O TRABALHO COM O LUTO NA CLÍNICA CONTEMPORÂNEA

Isabel Mainetti Vilutis (3)


A partir dos trabalhos de Zygmunt Bauman - O Mal-estar na pós-modernidade - e de Jean Allouch - A erótica do luto no tempo da morte seca - , a autora percorre a conceitualização de Freud sobre o luto normal e tenta verificar a validade da prescrição freudiana de o analista não intervir no processamento do luto.
São questionadas as determinações sociais vigentes à época da escrita freudiana (1917) e as que permeiam a clínica contemporânea, na tentativa de estabelecer até que ponto o conceito de luto normal pode estar impregnado ideologicamente pelos ideais da modernidade.
Aborda-se, também, o aspecto traumático do luto que fundamenta - segundo a autora - a possibilidade de intervenção do analista no trabalho com um paciente enlutado.

 

 


O ESTRANHO, A ELABORAÇÃO PSÍQUICA E A CRIAÇÃO CULTURAL

Mario Pablo Fuks (4)


No primeiro ciclo de debates, na mesa-redonda sobre O estranho-familiar (Unheimlich), apresentei algumas ideias que ressaltavam a importância dos processos de elaboração criativa na simbolização dos traumas, mas também dos obstáculos que os perturbam ou bloqueiam. Continuando nessa linha, parto desta vez do Unheimlich, referindo-o ao contexto sócio-histórico em que emerge, e me encaminho em seguida para a questão da experiência e da elaboração criativa em suas relações com a subjetividade coletiva e a cultura atual.
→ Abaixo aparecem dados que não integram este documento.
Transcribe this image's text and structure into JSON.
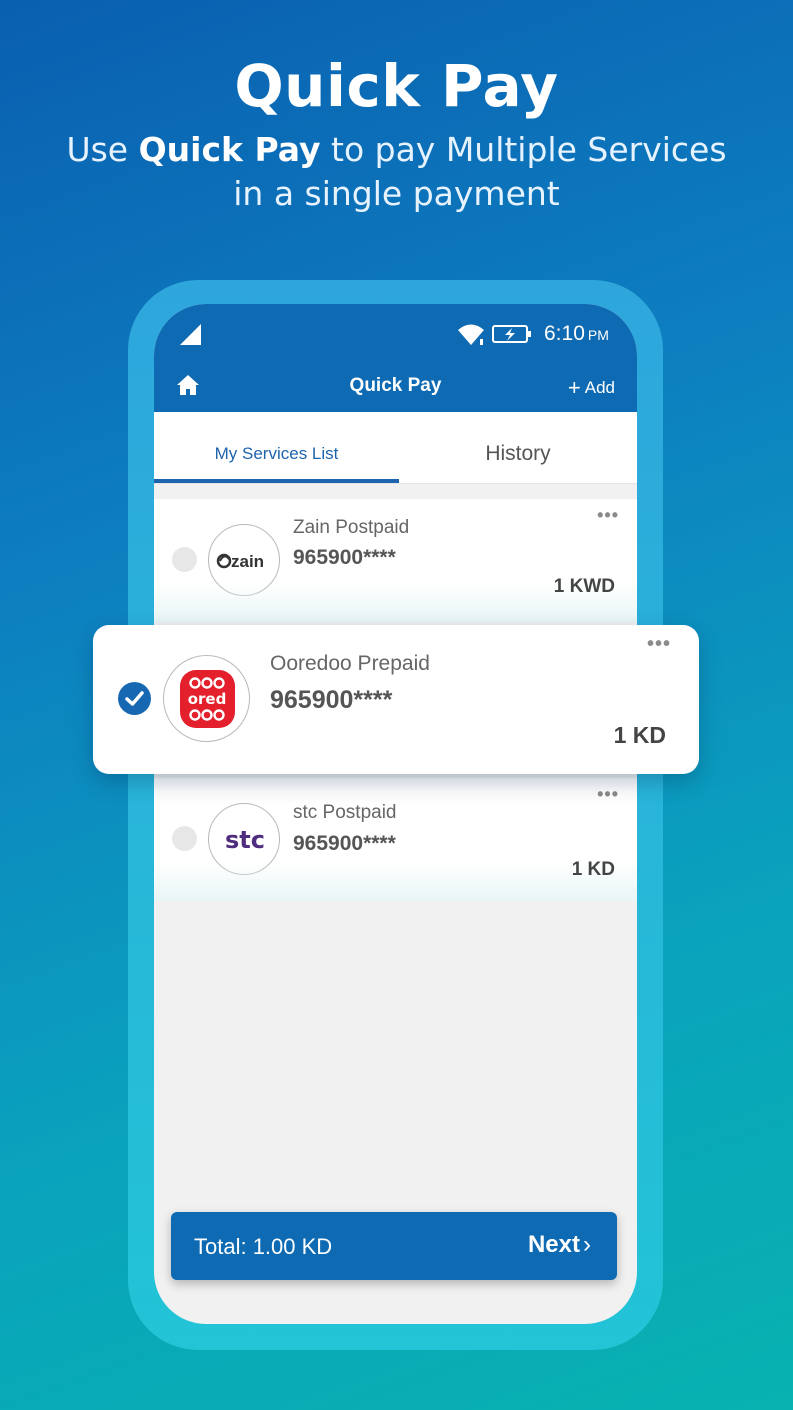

Pode-se pensar que a experiência do horror vinculado ao estranho não é um traço ou condição universal e a-histórica do ser humano, mas uma das facetas do homem moderno, a angústia que o assalta ante a evidência de não ser senhor de sua própria casa. Nesse mundo que começa a transformar-se e não para, os efeitos do capitalismo industrial e o consumo em grande escala passam a ser a causa de uma impressionante transfiguração de pessoas e coisas.

É o tempo da aceleração vertiginosa dos acontecimentos, da imposição do choque (Baudelaire), da crise da narrativa, da desaparição da comunidade de ouvintes com sua modalidade de atenção flutuante e seu tempo peculiar, do declínio, enfim, da experiência como lugar privilegiado para a produção de sentido. A elaboração subjetiva exigida pelo impacto da transformação histórico-social se vê frente a enormes dificuldades, dentre as quais as vicissitudes da experiência ocupam um lugar crucial.
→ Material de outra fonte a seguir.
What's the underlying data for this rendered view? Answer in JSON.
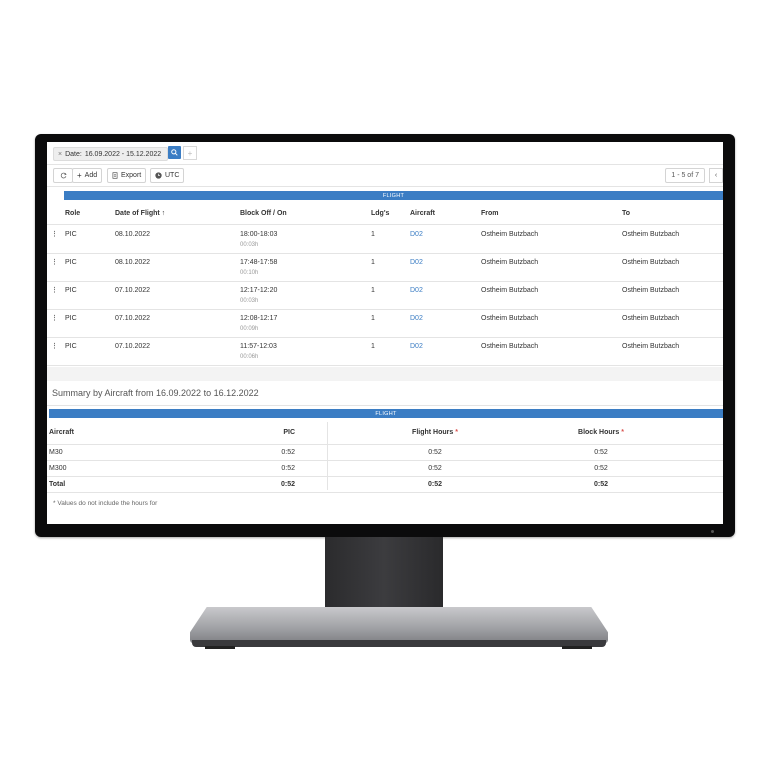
{
  "filter": {
    "chip_close": "×",
    "chip_label": "Date:",
    "chip_value": "16.09.2022 - 15.12.2022"
  },
  "toolbar": {
    "refresh_icon": "refresh-icon",
    "add_label": "Add",
    "export_label": "Export",
    "utc_label": "UTC",
    "pager_text": "1 - 5 of 7"
  },
  "flights": {
    "group_header": "FLIGHT",
    "columns": {
      "role": "Role",
      "date": "Date of Flight",
      "block": "Block Off / On",
      "ldgs": "Ldg's",
      "aircraft": "Aircraft",
      "from": "From",
      "to": "To"
    },
    "rows": [
      {
        "role": "PIC",
        "date": "08.10.2022",
        "block": "18:00-18:03",
        "duration": "00:03h",
        "ldgs": "1",
        "aircraft": "D02",
        "from": "Ostheim Butzbach",
        "to": "Ostheim Butzbach"
      },
      {
        "role": "PIC",
        "date": "08.10.2022",
        "block": "17:48-17:58",
        "duration": "00:10h",
        "ldgs": "1",
        "aircraft": "D02",
        "from": "Ostheim Butzbach",
        "to": "Ostheim Butzbach"
      },
      {
        "role": "PIC",
        "date": "07.10.2022",
        "block": "12:17-12:20",
        "duration": "00:03h",
        "ldgs": "1",
        "aircraft": "D02",
        "from": "Ostheim Butzbach",
        "to": "Ostheim Butzbach"
      },
      {
        "role": "PIC",
        "date": "07.10.2022",
        "block": "12:08-12:17",
        "duration": "00:09h",
        "ldgs": "1",
        "aircraft": "D02",
        "from": "Ostheim Butzbach",
        "to": "Ostheim Butzbach"
      },
      {
        "role": "PIC",
        "date": "07.10.2022",
        "block": "11:57-12:03",
        "duration": "00:06h",
        "ldgs": "1",
        "aircraft": "D02",
        "from": "Ostheim Butzbach",
        "to": "Ostheim Butzbach"
      }
    ]
  },
  "summary": {
    "title": "Summary by Aircraft from 16.09.2022 to 16.12.2022",
    "group_header": "FLIGHT",
    "columns": {
      "aircraft": "Aircraft",
      "pic": "PIC",
      "flight_hours": "Flight Hours",
      "block_hours": "Block Hours",
      "required_mark": "*"
    },
    "rows": [
      {
        "aircraft": "M30",
        "pic": "0:52",
        "flight_hours": "0:52",
        "block_hours": "0:52"
      },
      {
        "aircraft": "M300",
        "pic": "0:52",
        "flight_hours": "0:52",
        "block_hours": "0:52"
      }
    ],
    "total": {
      "aircraft": "Total",
      "pic": "0:52",
      "flight_hours": "0:52",
      "block_hours": "0:52"
    },
    "footnote": "* Values do not include the hours for"
  },
  "colors": {
    "accent": "#3b7dc4",
    "required": "#d9534f"
  }
}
A longo da apresentação, são trabalhados e interligados os conceitos de objeto intermediário de Géza Róheim e de objeto transicional e espaço transicional de Winnicott, como pontos de partida para a experiência e a criação cultural, analisando-se os efeitos, sobre os mesmos, da lógica do consumo acelerado e diversificado. Destaca-se a posição de resistência implicada na lógica específica da prática psicanalítica, assim como o papel dos chistes, do humor e da elaboração narrativa e poética de experiências coletivas de rebeldia e transformação, de sublimação e criação de novos laços sociais no trabalho de cultura.
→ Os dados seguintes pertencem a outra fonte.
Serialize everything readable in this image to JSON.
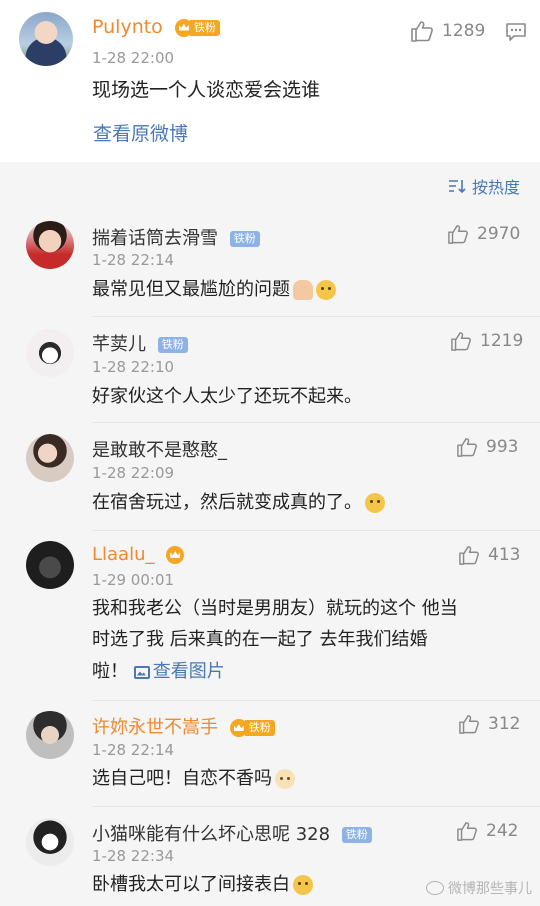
{
  "post": {
    "username": "Pulynto",
    "badge": "铁粉",
    "time": "1-28 22:00",
    "text": "现场选一个人谈恋爱会选谁",
    "view_original": "查看原微博",
    "likes": "1289"
  },
  "sort": {
    "label": "按热度"
  },
  "comments": [
    {
      "username": "揣着话筒去滑雪",
      "badge": "铁粉",
      "time": "1-28 22:14",
      "text": "最常见但又最尴尬的问题",
      "likes": "2970"
    },
    {
      "username": "芊荬儿",
      "badge": "铁粉",
      "time": "1-28 22:10",
      "text": "好家伙这个人太少了还玩不起来。",
      "likes": "1219"
    },
    {
      "username": "是敢敢不是憨憨_",
      "time": "1-28 22:09",
      "text": "在宿舍玩过，然后就变成真的了。",
      "likes": "993"
    },
    {
      "username": "Llaalu_",
      "time": "1-29 00:01",
      "text_line1": "我和我老公（当时是男朋友）就玩的这个 他当",
      "text_line2": "时选了我 后来真的在一起了 去年我们结婚",
      "text_line3": "啦！",
      "view_image": "查看图片",
      "likes": "413"
    },
    {
      "username": "许妳永世不嵩手",
      "badge": "铁粉",
      "time": "1-28 22:14",
      "text": "选自己吧！自恋不香吗",
      "likes": "312"
    },
    {
      "username": "小猫咪能有什么坏心思呢 328",
      "badge": "铁粉",
      "time": "1-28 22:34",
      "text": "卧槽我太可以了间接表白",
      "likes": "242"
    }
  ],
  "watermark": "微博那些事儿",
  "colors": {
    "orange_name": "#ef8a2e",
    "link_blue": "#4a78b4",
    "badge_blue": "#8fb2e4",
    "badge_orange": "#f5a623"
  }
}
1 Psicanalista. Membro do Departamento de Psicanálise do Instituto Sedes Sapientiae.

2 Psicanalista. Membro do Departamento de Psicanálise do Instituto Sedes Sapientiae e professora do Curso de Psicanálise.

3 Psicanalista. Membro do Departamento de Psicanálise do Instituto Sedes Sapientiae e professora do Curso de Psicanálise.

4 Psicanalista. Membro do Departamento de Psicanálise do Instituto Sedes Sapientiae e professor do Curso de Psicanálise.